CtrlK
BlogDocsLog inGet started
Tessl Logo

tessl/pypi-arctic

AHL Research Versioned TimeSeries and Tick store for high-performance financial data storage and analysis

Pending

Quality

Pending

Does it follow best practices?

Impact

Pending

No eval scenarios have been run

Overview
Eval results
Files

version-store.mddocs/

Version Store Operations

Versioned storage for pandas DataFrames and Series with complete audit trails, point-in-time snapshots, and efficient data retrieval. Supports temporal data access, metadata management, and multi-version data handling optimized for financial time series data.

Capabilities

Symbol Management

Operations for managing symbols (data identifiers) within the version store, including listing and existence checking.

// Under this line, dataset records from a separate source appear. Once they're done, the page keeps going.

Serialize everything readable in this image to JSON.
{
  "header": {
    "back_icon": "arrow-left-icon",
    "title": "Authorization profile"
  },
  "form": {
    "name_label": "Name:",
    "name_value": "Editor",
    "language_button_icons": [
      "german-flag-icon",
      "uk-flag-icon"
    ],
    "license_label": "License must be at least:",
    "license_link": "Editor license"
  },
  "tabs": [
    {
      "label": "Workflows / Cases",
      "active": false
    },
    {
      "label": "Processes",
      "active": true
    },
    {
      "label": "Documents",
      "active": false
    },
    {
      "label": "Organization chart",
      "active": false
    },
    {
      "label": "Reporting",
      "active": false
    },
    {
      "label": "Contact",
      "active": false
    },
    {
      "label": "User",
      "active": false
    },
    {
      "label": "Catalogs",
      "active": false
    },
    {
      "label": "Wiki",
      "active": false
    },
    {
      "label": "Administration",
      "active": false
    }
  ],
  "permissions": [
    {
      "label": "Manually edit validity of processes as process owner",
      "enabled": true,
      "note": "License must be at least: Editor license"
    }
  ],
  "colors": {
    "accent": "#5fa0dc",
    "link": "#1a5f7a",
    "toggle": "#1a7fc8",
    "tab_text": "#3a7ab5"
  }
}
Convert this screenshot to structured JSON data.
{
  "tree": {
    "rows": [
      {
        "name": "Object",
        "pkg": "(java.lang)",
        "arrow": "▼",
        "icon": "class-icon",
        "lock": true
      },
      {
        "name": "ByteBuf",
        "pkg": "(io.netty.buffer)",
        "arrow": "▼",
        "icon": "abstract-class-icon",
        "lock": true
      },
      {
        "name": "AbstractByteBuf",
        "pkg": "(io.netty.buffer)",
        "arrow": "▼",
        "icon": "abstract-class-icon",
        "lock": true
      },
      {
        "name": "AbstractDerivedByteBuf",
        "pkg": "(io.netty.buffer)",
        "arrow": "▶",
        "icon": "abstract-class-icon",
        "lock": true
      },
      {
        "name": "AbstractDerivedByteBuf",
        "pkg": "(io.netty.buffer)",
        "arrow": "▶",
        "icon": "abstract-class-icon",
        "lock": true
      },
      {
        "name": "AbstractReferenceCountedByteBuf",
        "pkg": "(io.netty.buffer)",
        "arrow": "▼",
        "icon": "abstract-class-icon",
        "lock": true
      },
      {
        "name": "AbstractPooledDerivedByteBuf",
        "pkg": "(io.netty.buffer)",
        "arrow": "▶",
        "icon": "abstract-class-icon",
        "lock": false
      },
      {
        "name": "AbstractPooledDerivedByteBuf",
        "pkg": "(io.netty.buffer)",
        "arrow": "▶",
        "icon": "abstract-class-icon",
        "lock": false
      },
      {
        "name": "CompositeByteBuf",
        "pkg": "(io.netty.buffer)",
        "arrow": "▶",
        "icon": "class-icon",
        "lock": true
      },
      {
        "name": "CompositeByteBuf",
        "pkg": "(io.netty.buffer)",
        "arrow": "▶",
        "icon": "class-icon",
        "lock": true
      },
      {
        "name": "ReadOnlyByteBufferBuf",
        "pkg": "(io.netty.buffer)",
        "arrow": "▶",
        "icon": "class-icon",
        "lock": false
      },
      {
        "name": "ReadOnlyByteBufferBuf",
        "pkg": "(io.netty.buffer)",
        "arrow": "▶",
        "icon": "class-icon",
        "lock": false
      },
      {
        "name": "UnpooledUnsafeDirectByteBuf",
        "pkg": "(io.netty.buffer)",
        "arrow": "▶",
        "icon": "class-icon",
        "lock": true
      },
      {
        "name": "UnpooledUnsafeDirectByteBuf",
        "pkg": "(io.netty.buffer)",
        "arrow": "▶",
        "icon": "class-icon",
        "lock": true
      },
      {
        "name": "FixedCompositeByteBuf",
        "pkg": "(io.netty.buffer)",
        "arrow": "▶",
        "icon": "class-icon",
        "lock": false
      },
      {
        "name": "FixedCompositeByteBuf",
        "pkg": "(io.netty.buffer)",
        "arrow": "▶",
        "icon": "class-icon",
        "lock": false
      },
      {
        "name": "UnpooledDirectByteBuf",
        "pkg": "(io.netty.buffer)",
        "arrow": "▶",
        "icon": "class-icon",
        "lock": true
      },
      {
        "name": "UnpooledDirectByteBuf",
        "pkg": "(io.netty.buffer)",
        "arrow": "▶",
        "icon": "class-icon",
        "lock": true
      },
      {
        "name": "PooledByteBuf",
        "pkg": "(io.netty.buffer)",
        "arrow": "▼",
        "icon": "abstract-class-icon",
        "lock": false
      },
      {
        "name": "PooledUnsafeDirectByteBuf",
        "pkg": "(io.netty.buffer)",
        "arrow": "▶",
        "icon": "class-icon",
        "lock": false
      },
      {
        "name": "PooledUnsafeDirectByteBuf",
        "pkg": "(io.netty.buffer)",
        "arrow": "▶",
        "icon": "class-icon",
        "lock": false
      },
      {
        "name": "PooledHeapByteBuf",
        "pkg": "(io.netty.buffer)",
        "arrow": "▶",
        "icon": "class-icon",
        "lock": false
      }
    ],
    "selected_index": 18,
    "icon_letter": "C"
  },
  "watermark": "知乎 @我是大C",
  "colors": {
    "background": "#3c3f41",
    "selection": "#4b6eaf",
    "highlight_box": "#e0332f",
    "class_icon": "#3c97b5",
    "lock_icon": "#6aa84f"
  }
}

def list_symbols(self, all_symbols=False, snapshot=None, regex=None, **kwargs):
    """
    List symbols in version store.
    
    Parameters:
    - all_symbols: Include symbols from all snapshots (default: False)
    - snapshot: List symbols from specific snapshot
    - regex: Filter symbols by regular expression pattern
    - **kwargs: Additional filtering parameters
    
    Returns:
    List of symbol names
    """

def has_symbol(self, symbol, as_of=None):
    """
    Check if symbol exists at given time.
    
    Parameters:
    - symbol: Symbol name to check
    - as_of: Check existence at specific datetime (default: latest)
    
    Returns:
    bool: True if symbol exists
    """

Read Operations

Methods for retrieving versioned data and metadata with temporal filtering and version-specific access.

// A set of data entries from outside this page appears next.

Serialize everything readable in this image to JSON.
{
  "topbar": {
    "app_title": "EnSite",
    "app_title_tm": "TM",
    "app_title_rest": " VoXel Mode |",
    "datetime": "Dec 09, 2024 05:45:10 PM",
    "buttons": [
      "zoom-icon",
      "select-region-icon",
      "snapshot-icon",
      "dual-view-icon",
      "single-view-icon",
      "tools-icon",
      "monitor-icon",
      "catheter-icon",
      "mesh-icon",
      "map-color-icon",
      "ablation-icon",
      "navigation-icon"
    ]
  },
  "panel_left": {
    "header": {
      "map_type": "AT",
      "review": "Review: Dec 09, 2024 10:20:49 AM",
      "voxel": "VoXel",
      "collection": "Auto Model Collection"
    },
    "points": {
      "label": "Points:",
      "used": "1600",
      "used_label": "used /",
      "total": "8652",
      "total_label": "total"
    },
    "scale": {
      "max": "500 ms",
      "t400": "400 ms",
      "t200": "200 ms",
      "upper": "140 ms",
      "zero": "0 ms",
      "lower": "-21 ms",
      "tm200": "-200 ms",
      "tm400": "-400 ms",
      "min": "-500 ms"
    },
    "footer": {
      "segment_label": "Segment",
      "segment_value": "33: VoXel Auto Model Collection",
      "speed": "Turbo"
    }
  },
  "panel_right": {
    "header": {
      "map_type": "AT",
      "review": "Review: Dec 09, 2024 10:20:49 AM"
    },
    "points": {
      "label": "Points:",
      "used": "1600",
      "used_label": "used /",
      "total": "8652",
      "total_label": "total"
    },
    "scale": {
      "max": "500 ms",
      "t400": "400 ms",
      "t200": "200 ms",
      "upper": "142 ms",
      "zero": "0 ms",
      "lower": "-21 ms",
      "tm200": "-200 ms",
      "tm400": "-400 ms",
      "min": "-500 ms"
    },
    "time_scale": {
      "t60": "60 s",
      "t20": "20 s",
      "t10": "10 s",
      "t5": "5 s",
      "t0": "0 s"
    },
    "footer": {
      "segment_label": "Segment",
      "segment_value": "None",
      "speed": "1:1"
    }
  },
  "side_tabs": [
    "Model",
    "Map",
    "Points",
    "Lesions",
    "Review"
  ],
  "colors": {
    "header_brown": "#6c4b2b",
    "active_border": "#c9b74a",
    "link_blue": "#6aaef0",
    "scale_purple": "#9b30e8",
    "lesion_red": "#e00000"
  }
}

def read(self, symbol, as_of=None, date_range=None, from_version=None, 
         allow_secondary=None, **kwargs):
    """
    Read symbol data with version and temporal filtering.
    
    Parameters:
    - symbol: Symbol name to read
    - as_of: Read data as of specific datetime
    - date_range: DateRange object for temporal filtering
    - from_version: Read from specific version number
    - allow_secondary: Allow reads from MongoDB secondary nodes
    - **kwargs: Additional read parameters
    
    Returns:
    VersionedItem: Object containing data, metadata, and version info
    
    Raises:
    - NoDataFoundException: If symbol or version doesn't exist
    """

def read_metadata(self, symbol, as_of=None, allow_secondary=None):
    """
    Read symbol metadata without loading data.
    
    Parameters:
    - symbol: Symbol name
    - as_of: Read metadata as of specific datetime
    - allow_secondary: Allow reads from secondary nodes
    
    Returns:
    dict: Symbol metadata
    
    Raises:
    - NoDataFoundException: If symbol doesn't exist
    """

Write Operations

Methods for storing and updating versioned data with metadata support and version management.

def write(self, symbol, data, metadata=None, prune_previous_version=True, **kwargs):
    """
    Write/overwrite symbol data creating new version.
    
    Parameters:
    - symbol: Symbol name to write
    - data: Data to store (pandas DataFrame/Series or numpy array)
    - metadata: Optional metadata dictionary
    - prune_previous_version: Remove previous version to save space
    - **kwargs: Additional write parameters
    
    Returns:
    VersionedItem: Written data with version information
    
    Raises:
    - QuotaExceededException: If write would exceed storage quota
    - UnhandledDtypeException: If data type not supported
    """

def append(self, symbol, data, metadata=None, prune_previous_version=True, 
           upsert=True, **kwargs):
    """
    Append data to existing symbol or create if doesn't exist.
    
    Parameters:
    - symbol: Symbol name
    - data: Data to append
    - metadata: Optional metadata dictionary
    - prune_previous_version: Remove previous version after append
    - upsert: Create symbol if doesn't exist
    - **kwargs: Additional append parameters
    
    Returns:
    VersionedItem: Updated data with version information
    
    Raises:
    - OverlappingDataException: If appended data overlaps existing data
    - UnorderedDataException: If data not properly time-ordered
    """

def write_metadata(self, symbol, metadata, prune_previous_version=True, **kwargs):
    """
    Write metadata only without changing data.
    
    Parameters:
    - symbol: Symbol name
    - metadata: Metadata dictionary to write
    - prune_previous_version: Remove previous version
    - **kwargs: Additional parameters
    
    Returns:
    VersionedItem: Symbol data with updated metadata
    """

Version Management

Operations for managing multiple versions of data including listing, restoration, and cleanup.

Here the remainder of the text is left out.